Forward-looking: A team of researchers have devised a new method for protecting SSDs from ransomware attacks. It can detect ransomware, stop it in its tracks, and even recover stolen data in a matter of seconds. The cost should only be a minor increase in the SSD's latency.

The Register spoke with the researchers, who come from Inha University, the Daegu Gyeongbuk Institute of Science & Technology (DGIST), the University of Central Florida (UCF), and the Cyber Security Department at Ewha Womans University (EWU). The system, called SSD-Insider, is supposedly almost 100 percent accurate and has been tested on real-world ransomware.

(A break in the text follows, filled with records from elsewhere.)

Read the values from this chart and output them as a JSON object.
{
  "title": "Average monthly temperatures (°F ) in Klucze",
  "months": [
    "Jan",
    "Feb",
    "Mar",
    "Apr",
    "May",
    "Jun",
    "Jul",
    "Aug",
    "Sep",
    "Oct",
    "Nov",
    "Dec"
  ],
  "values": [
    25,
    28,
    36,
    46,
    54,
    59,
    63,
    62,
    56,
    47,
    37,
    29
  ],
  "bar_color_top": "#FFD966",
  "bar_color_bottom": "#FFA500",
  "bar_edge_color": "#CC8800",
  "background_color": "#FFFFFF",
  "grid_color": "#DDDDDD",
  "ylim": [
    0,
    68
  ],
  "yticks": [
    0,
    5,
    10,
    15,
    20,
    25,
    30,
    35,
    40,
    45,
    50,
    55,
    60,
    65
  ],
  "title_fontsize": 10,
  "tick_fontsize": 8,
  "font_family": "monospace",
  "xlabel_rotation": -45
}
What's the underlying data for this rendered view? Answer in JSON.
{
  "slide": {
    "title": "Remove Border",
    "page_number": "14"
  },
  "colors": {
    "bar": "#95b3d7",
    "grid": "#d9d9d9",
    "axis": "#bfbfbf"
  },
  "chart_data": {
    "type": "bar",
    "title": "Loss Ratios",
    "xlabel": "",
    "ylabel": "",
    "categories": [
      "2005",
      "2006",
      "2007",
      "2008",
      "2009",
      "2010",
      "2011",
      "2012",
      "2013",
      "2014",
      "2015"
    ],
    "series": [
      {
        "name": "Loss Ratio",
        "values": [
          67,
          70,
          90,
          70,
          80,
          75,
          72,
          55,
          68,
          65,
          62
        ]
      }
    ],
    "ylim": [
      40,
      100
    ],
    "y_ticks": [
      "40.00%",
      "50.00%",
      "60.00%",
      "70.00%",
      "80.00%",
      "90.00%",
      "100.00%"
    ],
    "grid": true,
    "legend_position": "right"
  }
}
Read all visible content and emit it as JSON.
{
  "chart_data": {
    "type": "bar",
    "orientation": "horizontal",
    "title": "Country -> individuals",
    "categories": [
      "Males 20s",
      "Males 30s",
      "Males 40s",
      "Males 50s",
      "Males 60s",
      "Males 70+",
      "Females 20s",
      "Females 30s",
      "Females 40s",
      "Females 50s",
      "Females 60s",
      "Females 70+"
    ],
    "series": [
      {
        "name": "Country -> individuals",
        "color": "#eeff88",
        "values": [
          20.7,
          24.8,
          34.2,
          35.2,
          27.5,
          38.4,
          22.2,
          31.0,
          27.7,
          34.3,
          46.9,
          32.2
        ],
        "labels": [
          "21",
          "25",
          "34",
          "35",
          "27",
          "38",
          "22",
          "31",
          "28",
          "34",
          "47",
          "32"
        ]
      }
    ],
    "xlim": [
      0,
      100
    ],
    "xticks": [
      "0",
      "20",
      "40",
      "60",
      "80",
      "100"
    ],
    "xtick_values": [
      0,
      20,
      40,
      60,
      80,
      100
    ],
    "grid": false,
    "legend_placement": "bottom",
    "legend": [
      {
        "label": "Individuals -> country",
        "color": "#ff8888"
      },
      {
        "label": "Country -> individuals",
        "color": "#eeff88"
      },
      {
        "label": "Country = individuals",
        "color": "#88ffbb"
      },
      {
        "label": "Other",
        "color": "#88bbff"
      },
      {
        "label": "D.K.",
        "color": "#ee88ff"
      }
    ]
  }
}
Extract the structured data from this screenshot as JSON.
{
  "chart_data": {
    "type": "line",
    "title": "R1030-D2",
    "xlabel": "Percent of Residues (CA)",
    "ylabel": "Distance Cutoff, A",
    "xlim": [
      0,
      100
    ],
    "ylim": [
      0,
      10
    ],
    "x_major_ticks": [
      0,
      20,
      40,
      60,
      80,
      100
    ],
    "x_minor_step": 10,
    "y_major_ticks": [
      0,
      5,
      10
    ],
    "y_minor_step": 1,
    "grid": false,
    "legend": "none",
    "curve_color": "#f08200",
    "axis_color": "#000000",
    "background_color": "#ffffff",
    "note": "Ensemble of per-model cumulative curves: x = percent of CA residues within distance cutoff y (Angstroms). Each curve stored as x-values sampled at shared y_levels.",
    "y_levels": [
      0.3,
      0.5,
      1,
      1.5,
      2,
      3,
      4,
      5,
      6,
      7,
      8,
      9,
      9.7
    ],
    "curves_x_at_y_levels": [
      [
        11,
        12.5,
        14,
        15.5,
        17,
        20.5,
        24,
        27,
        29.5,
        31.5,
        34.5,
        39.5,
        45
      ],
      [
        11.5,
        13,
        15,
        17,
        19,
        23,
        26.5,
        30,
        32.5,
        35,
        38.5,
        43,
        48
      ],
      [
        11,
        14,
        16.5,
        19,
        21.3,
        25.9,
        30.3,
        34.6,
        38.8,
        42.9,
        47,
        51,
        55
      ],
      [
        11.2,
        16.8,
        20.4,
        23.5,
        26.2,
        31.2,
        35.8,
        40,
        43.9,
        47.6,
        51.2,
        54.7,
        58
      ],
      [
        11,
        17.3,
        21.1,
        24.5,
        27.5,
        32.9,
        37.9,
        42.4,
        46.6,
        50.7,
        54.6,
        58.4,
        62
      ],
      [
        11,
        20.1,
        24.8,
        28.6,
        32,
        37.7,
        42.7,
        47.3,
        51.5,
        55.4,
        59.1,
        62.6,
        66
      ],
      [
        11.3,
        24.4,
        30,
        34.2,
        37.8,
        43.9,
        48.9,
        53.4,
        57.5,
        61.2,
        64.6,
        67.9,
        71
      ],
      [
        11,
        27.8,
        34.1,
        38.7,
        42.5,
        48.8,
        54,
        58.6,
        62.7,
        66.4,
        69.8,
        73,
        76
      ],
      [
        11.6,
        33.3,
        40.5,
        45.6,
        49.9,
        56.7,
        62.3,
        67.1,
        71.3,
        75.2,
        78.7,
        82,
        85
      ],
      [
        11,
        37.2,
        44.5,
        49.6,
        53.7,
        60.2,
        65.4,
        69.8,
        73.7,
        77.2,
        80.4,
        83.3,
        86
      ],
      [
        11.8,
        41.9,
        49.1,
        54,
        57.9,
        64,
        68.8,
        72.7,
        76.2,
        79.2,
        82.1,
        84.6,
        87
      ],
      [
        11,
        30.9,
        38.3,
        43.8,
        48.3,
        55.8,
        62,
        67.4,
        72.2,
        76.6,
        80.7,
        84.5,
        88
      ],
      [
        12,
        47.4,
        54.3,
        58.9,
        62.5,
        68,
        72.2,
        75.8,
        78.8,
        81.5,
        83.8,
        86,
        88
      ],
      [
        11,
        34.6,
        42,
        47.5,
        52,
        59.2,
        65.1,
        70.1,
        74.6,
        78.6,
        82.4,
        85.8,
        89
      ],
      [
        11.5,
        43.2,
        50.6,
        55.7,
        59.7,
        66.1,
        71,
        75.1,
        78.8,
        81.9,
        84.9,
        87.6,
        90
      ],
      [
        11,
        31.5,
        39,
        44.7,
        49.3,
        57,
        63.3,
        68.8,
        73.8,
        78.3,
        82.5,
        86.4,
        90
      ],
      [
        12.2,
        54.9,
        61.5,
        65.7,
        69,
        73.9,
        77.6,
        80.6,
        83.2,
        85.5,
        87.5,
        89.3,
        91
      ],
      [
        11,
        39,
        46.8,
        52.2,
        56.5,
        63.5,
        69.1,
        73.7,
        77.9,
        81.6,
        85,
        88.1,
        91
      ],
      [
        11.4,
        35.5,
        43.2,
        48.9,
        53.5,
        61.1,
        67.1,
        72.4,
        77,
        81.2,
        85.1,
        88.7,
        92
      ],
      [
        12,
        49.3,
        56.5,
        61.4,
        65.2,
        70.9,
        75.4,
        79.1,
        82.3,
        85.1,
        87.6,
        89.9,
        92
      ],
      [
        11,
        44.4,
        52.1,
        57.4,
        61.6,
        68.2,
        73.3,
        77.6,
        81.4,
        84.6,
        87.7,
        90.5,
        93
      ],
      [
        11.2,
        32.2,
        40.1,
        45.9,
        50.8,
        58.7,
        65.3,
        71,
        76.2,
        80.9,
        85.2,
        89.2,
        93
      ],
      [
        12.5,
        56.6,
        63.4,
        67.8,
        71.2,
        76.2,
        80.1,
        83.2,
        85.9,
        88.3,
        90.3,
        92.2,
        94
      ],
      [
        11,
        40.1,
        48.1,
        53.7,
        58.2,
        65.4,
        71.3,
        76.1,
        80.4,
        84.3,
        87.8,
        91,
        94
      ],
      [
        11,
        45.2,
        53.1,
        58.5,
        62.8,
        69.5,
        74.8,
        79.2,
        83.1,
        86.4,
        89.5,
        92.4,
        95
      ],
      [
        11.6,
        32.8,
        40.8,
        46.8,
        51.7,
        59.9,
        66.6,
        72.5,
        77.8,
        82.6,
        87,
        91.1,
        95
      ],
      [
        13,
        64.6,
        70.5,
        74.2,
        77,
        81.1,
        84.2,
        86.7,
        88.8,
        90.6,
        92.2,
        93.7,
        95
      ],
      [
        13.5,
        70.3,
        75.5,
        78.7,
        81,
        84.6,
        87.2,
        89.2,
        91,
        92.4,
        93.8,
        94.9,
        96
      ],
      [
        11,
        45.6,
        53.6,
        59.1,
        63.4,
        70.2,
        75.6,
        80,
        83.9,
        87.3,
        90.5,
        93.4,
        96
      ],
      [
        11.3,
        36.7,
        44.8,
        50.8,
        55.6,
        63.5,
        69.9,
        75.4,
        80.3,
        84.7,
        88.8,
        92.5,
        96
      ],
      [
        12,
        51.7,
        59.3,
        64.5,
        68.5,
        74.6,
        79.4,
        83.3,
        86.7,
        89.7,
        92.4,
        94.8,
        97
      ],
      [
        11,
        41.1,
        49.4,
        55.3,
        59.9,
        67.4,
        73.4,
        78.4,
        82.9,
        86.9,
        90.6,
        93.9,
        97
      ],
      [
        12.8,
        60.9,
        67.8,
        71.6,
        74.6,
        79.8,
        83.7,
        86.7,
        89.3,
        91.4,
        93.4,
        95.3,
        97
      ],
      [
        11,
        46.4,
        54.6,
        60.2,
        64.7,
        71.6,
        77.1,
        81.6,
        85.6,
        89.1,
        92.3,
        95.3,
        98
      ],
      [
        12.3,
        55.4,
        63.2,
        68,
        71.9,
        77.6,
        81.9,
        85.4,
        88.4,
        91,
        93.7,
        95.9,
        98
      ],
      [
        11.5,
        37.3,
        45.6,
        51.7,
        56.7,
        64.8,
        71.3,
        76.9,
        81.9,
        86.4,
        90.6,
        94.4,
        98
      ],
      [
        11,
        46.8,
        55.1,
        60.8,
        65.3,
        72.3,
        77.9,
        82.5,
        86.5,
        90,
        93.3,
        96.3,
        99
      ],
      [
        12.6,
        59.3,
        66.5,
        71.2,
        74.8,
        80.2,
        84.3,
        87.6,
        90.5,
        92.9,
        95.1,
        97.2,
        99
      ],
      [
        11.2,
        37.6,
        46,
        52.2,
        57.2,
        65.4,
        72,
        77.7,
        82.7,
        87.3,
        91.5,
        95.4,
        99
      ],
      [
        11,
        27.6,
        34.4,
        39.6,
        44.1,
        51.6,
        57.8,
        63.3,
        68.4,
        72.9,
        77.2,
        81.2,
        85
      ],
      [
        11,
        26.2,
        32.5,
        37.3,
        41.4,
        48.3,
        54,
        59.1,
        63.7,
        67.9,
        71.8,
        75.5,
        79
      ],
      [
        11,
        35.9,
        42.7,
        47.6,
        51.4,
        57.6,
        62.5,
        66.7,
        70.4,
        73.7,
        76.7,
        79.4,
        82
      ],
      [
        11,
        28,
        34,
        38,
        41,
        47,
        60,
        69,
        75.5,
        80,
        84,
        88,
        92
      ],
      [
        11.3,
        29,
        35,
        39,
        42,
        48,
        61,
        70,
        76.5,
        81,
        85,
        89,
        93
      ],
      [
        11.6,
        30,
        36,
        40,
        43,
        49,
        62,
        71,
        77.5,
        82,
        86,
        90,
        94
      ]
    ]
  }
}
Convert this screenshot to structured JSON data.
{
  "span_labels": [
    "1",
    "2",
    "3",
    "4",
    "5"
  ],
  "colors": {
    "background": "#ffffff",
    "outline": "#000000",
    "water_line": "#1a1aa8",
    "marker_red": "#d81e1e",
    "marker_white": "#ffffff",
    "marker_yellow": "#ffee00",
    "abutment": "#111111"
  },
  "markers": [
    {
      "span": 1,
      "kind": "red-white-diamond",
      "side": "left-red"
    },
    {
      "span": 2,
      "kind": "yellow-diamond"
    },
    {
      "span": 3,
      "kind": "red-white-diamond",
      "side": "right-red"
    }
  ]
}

SSD-Insider works by recognizing certain patters in SSD activity that are known to indicate ransomware. "To recognize ransomware activity by viewing only the distribution of IO request headers, we have paid attention to a ransomware's very unique behavior, overwriting," reads the team's research paper proposing SSD-Insider. It specifically points out the behavior of ransomware like WannaCry, Mole, and CryptoShield.

"When ransomware activity is detected by SSD-Insider++, input/output to the storage is suspended," Inha researcher DaeHun Nyang told The Register. "During the suspension, users can remove the ransomware process."

After the ransomware is stopped, SSD-Insider can recover lost files due to the unique properties of SSDs. "SSDs always keep old versions of data that were overwritten by new data until they are permanently erased by [Garbage Collector]," the paper mentions. "SSD-Insider takes advantage of the built-in backup capability of SSDs. SSD-Insider keeps track of old versions of data inside SSDs and never removes them until the ransomware detection algorithm confirms that the new versions are not affected by ransomwares."

What's truly unique about SSD-Insider is that it works at the firmware level. The team designed SSD-Insider this way to help users who don't keep anti-ransomware software installed on their systems.

The paper also mentions the weaknesses of traditional software methods, like the ability of some ransomware to work against anti-virus software. SSD-Insider is also designed to have less CPU overhead than anti-ransomware software. The paper's abstract says SSD-Insider's software overhead is only around 147 to 254 nanoseconds.

In testing with WannaCry and other ransomware, SSD-Insider never missed any ransomware activity, and rarely detected false positives. In all tested scenarios, the False Rejection Rate (FRR) was zero percent. The False Acceptance Rate (FAR) was nearly zero. "We report that the worst background noise in terms of FRR came from IO-intensive and CPU-intensive jobs" the researchers write. "In terms of FAR, the worst scenario came mostly from heavy overwriting type, such as DataWiping and Database applications."

An antivirus researcher told The Register a method like SSD-Insider isn't foolproof. "The function leverages a delay in deletion which means that ransomware developers would and could still bypass this feature with the knowledge of how this antidote operates," said ESET UK's Jake Moore. In any case, users should still keep their data backed up.